To Jeremy it seemed as if Nana knew — and owned — the whole of London; perhaps the world. There was St James’s Park where they sat for hours, laughing at the Canadian geese and the little ducklings making ripple arrows on the butter-smooth waters of the lake. Once Nana said there would be a surprise when they came round the corner — and there was a whole band of soldiers in scarlet and gold playing wonderful thumping music. A band they didn’t even have to budget for, because it was free!

Then there were the pigeons in Trafalgar Square — they were free too — more pigeons than Jeremy had ever seen. If you stood still and held out the scraps that Mr Oblinsky had saved for Nana, you could cover yourself in pigeons. You could even have pigeons sitting on your head !

Sometimes they would find a bench in a nice crowded place like Leicester Square and play people-spotting, and the good thing about Nana was that she never cheated to let you win. If she saw more men with curly black beards in the set time, or more women with grey hair and poodles, well then she said so and ate the bull’s-eye peppermint they kept for a prize without fuss.

And when they got back at the end of such a busy day there was still lots more to do. Jeremy would unfold the card-table, set it under the window and lay it while Nana cooked. The food at Nana’s was fantastic ! Whole plates of potato cakes or cinnamon toast or an apple peeled and quartered, with little triangular bits of cooking cheese stuck in each bit so as to make

a boat with sails.

And the odd thing was that while staying at his other grandmother’s he’d been the lucky one, here it was agreed by Mr Oblinsky, and Mrs Post who lived upstairs and by the people in the shops that it was Nana who was the lucky one. Terribly lucky, having Jeremy to stay!

Now, when Jeremy returned to school, he had three weekly letters to write. The one to his mother was shy and stilted because she had become as distant and longed-for as a mirage. The one to Grandmother, Mrs Tate-Oxenham, was the ‘proper’ letter, the one with the cricket match and his form position and the achievement of Rutledge minor in the 100-yards. But the weekly letter to Nana sprawled and spread and was one long question. Had she been to see the pigeons lately? Was the geranium growing? How was Mr Oblinsky’s cough?

During the autumn term the school gave a long weekend off at the end of October. Once again Jeremy divided his time between his grandmothers and once again it was to ‘Grandmother’, to Mrs Tate-Oxenham, that he went first.

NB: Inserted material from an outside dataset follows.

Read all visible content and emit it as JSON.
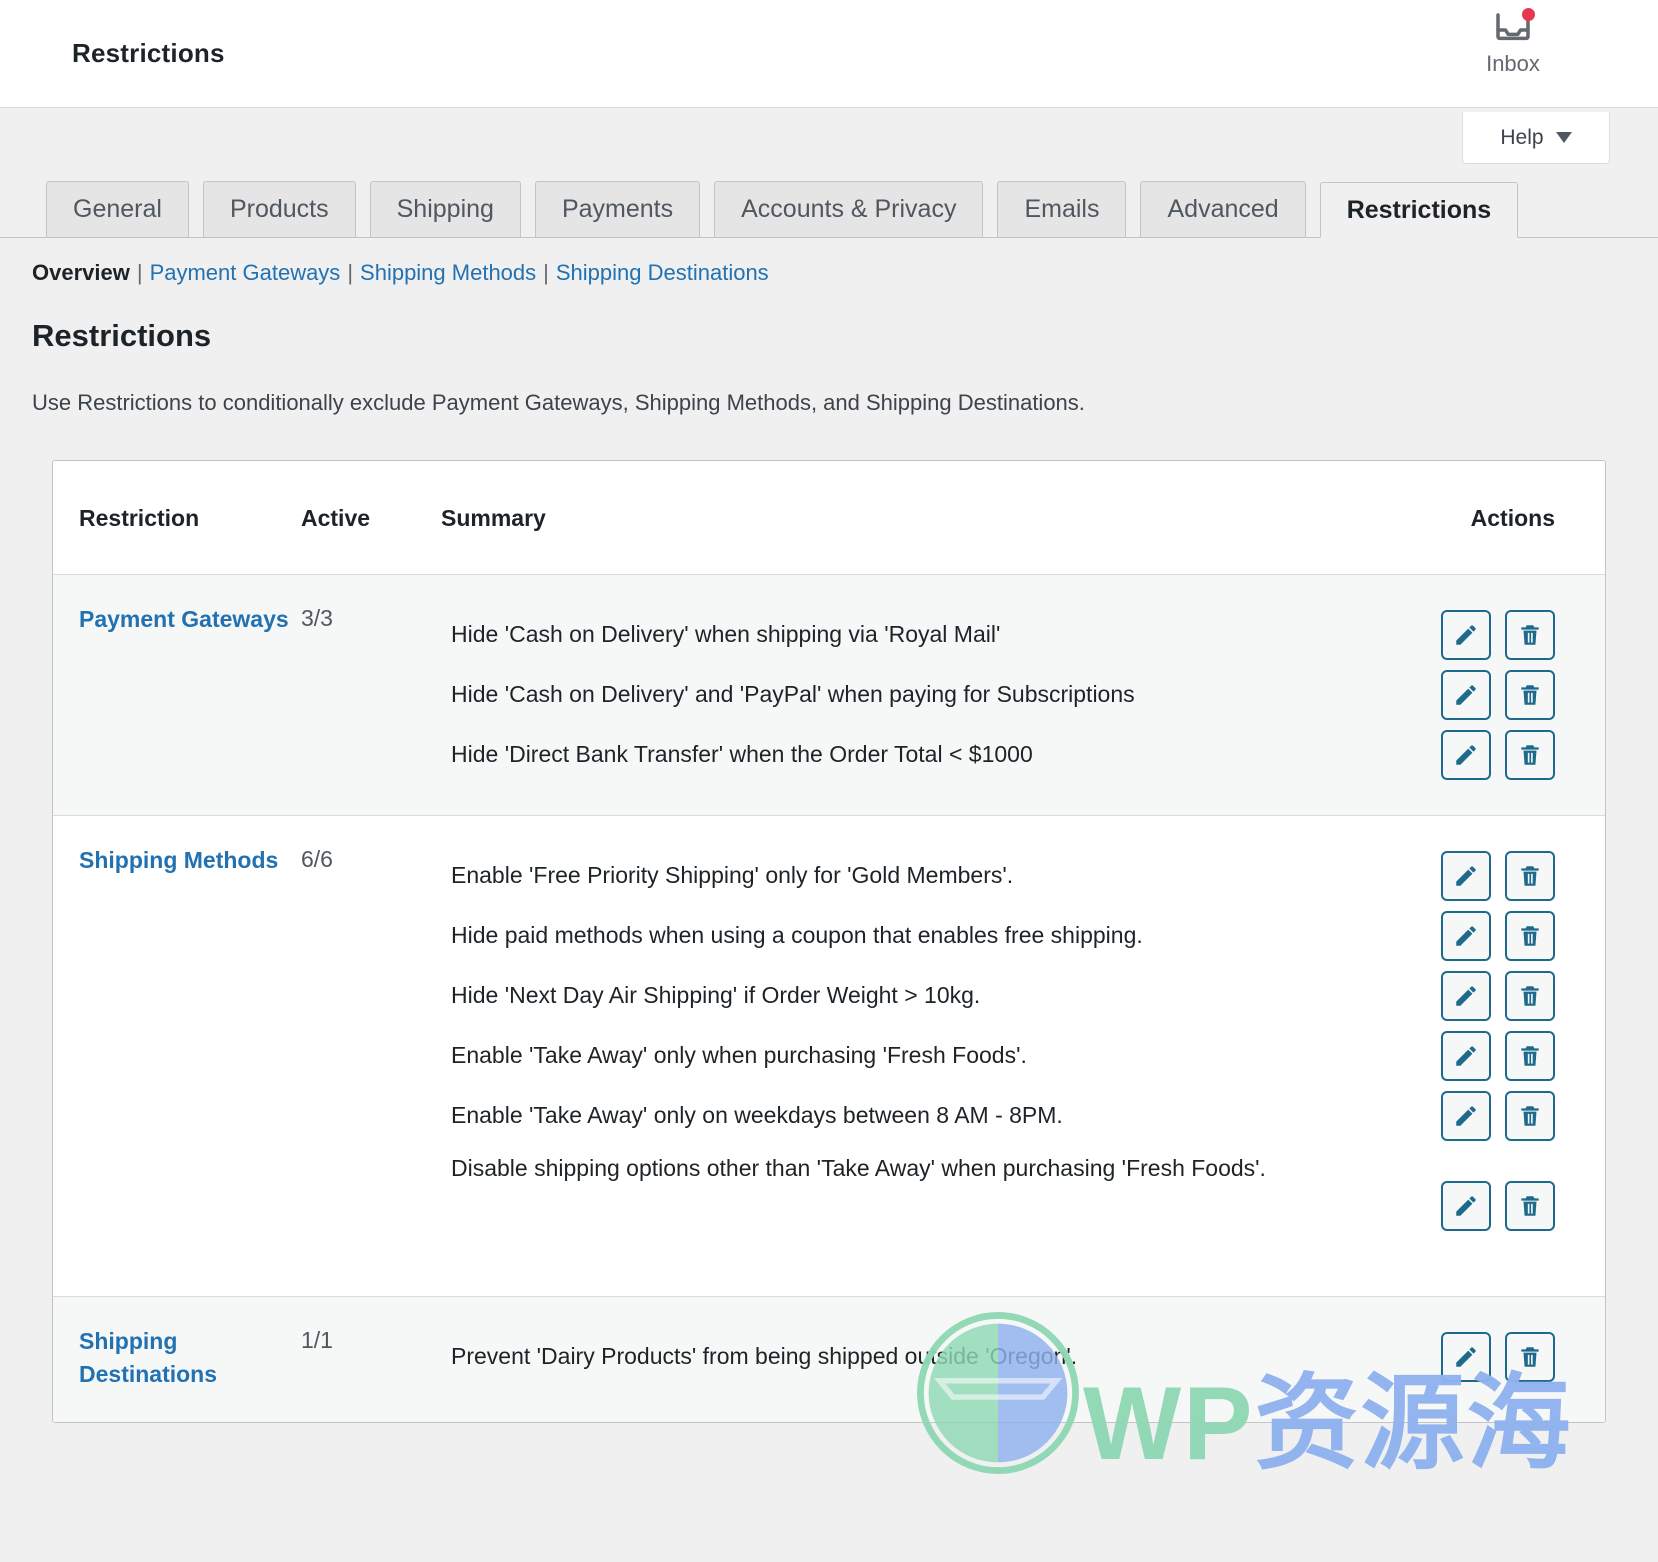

At Grandmother’s, Jeremy began being lucky straight away because she took him to something called a ‘Private View’, which was a lot of people standing very close together, drinking and smoking, in a room with pictures on the walls. The next day she had a bridge party and Jeremy was allowed to walk carefully about the room offering trays of canapes to the ladies as they played.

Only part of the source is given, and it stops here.